Virtual reality — with a few notable exceptions — is still a work in progress.
That’s what I was left thinking after leaving the Oculus LA holiday party on Tuesday night. The event itself was well done: set up at the trendy Mack Sennett Studios in Silver Lake, California, with plenty of open space and experiences to try out, a DJ spinning, and even an open bar (journalistic integrity kept me from indulging, of course).
But after checking out several of the experiences on hand, you couldn’t help but think there are still a few steps to take before VR reaches mass adoption. Confusing storylines, clunky interactions, and a sense that many of the experiences would be better as video games or short films often overrides the aesthetically breathtaking scenes playing out in front of you. Not to mention, wearing a headset is still a hurdle, compared to simply pulling out your iPhone and using an augmented reality app.

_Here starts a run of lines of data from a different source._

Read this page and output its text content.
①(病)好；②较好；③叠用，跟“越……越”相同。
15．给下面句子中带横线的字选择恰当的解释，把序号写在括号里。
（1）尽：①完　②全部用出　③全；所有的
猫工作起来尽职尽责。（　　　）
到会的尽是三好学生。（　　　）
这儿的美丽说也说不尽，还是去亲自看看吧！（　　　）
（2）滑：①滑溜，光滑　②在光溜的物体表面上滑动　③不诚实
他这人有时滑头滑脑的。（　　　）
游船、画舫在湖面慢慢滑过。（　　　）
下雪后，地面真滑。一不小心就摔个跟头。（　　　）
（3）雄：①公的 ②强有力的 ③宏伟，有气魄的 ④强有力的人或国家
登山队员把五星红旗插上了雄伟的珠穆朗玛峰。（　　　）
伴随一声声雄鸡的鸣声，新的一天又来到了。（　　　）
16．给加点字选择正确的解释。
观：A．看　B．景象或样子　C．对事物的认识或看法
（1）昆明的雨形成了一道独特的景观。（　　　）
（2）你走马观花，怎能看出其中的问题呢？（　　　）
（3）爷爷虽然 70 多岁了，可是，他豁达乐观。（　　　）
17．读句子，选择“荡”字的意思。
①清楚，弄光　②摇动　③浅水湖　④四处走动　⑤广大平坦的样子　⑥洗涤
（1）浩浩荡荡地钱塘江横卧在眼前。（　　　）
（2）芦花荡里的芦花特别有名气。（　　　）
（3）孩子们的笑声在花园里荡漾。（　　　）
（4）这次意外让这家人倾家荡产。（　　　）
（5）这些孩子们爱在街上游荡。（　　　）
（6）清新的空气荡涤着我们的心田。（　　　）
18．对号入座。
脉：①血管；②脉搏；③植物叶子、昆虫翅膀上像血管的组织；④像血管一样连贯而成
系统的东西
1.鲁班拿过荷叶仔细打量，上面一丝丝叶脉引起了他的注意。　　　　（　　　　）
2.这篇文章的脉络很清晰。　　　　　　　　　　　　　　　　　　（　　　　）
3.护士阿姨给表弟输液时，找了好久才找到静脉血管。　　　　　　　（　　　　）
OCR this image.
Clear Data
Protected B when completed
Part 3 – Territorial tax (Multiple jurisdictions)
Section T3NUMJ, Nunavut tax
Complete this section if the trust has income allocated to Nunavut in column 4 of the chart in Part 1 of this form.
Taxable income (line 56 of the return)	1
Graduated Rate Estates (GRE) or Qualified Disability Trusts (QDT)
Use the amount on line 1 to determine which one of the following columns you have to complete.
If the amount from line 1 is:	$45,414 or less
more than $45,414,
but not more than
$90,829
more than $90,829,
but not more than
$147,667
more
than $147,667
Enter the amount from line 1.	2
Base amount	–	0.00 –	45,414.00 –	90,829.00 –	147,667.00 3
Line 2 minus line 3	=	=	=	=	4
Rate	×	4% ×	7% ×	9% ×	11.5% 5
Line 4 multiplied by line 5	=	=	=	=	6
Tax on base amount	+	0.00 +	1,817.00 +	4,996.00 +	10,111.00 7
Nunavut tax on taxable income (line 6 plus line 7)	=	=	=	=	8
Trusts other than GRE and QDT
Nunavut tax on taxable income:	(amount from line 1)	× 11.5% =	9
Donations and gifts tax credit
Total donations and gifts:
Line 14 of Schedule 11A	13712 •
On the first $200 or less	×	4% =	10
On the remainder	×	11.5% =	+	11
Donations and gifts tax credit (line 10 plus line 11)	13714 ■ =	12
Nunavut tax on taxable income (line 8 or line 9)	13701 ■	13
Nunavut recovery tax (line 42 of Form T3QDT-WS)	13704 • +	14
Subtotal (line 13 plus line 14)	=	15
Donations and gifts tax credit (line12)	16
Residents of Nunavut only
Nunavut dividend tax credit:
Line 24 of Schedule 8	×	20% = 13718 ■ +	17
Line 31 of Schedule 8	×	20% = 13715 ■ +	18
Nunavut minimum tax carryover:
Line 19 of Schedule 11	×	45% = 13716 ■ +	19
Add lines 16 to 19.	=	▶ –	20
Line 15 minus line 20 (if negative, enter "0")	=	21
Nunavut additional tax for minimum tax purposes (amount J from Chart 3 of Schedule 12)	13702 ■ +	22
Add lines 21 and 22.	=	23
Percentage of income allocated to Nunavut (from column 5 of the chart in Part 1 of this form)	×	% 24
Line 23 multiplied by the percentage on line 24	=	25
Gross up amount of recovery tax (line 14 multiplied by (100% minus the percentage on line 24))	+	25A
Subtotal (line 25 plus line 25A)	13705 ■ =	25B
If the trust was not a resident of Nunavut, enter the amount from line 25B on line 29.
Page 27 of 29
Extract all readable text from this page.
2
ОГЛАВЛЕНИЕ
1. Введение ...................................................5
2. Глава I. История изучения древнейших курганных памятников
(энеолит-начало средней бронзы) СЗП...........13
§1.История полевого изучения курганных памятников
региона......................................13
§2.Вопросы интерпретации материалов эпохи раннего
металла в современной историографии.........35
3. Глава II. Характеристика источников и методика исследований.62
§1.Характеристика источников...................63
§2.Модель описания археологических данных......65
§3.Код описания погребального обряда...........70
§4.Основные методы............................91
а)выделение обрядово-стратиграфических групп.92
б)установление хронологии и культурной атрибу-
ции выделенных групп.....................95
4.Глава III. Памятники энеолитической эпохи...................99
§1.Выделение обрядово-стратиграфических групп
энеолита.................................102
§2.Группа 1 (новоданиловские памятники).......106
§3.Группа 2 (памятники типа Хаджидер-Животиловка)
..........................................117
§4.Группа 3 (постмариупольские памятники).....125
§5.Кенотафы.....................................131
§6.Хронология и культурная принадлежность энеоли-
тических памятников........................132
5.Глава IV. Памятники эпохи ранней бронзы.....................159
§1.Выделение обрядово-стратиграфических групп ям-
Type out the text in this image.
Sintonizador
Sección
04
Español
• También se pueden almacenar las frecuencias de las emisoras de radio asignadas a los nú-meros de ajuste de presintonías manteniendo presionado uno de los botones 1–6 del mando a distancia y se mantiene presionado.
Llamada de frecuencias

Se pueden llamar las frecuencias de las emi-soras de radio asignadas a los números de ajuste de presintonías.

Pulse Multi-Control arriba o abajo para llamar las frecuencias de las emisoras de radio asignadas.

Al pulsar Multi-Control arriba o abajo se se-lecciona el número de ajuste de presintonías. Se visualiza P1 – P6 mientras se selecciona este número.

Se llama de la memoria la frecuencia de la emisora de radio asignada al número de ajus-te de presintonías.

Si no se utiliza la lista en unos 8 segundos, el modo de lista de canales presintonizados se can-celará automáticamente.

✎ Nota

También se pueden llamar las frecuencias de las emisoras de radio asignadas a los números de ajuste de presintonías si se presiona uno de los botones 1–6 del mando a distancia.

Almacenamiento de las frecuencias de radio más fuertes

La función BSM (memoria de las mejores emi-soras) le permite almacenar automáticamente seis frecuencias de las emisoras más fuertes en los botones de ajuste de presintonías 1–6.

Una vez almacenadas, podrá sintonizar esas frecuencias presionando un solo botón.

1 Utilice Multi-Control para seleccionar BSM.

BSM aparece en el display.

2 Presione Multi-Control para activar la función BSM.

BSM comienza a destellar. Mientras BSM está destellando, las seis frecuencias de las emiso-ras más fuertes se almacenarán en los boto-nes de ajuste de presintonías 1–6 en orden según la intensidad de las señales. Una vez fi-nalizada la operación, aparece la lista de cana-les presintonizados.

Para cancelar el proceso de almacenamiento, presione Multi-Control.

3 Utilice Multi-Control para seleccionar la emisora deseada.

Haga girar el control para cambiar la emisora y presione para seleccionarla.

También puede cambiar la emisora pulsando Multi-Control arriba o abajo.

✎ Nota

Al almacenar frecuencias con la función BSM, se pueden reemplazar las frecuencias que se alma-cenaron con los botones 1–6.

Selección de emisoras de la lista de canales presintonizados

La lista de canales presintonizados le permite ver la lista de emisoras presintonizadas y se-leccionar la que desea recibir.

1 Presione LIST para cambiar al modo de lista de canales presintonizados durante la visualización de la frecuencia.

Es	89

For example, take the new “Blade Runner 2049” experience. I knew it was a red flag when I put on my headset and saw the last person had given up midway through, but I pressed forward. I started off in a flying car traveling through future-LA, receiving directions from a blonde-haired woman on a screen to my right. What was she saying? I’m not exactly sure, since the DJ was blasting Daft Punk in the background, but it seemed like an important mission. I was able to play with some of the gadgets in the car, but they didn’t seem to impact anything happening on screen.
Next thing I knew, I was facing a man that looked vaguely like a brown-haired Louis C.K. in an underground cellar. And then I shot him … because he was a replicant or something? I’m not sure why I shot him — it wasn’t my call. The blonde-haired woman appeared again on screen and gave me more directions. She then showed me a replay of the brown-haired Louis C.K. being beaten up. I guess he wasn’t dead? (Sorry, I didn’t see the movie, either.)
After being told to look to a wall on my right and press the controller in my hand, a few nifty infrared documents flashed in front of me. If this sounds vexing, that’s because it was. Rather than wait to see if I’d actually do much else, other than passively going through the experience, I tapped out and took off my headset, too.
Undeterred, I also checked out an NBA three-point shootout experience. In the past, competitive or multi-player experiences have always seemed like the best bet for VR (think a next-level Nintendo Wii). But following body movements is still consistently inconsistent for VR. In my first round, I made an embarrassingly low three shots in 30 seconds, using my normal jump shot.
Looking to redeem myself, in case anyone had watched my pathetic performance, I quickly went for round two. My score was much better, hitting 10 bombs and feeling briefly like Steph Curry. But it was fleeting, since I knew I was using a form that was in no way close to how someone would shoot in a real game — with my arms firing the shot the moment the virtual ball hit my virtual fingertips. Down the line, going head to head with a friend in an experience like this would be fun, but there’s still a disconnect between movements in reality and VR.
The rock climbing experience right next to me didn’t seem like a better bet, either. One attendee took off her headset and told TheWrap “I feel dizzy” — the dreaded line the industry has been fighting to remedy.
Still, this isn’t to say the event was completely in vain. Many of the experiences were eye-catching, including a Marvel “Powers United” vehicle and a journey through the “land of the dead” with Disney Pixar’s “Coco” companion piece. And Facebook’s “Spaces,” allowing friends to hangout in VR from across the globe, looks promising. But as another attendee put it, the experiences ultimately left the viewer feeling “really impressed by the technology, but not all that engaged with the actual experiences.”
VR has hit a purgatory stage, where the novelty is wearing off, but the technology isn’t full formed. These are hiccups you’d expect from an emerging industry. I look forward to checking out more next year, and hopefully not feeling compelled to take off my headset and re-enter “normal” reality.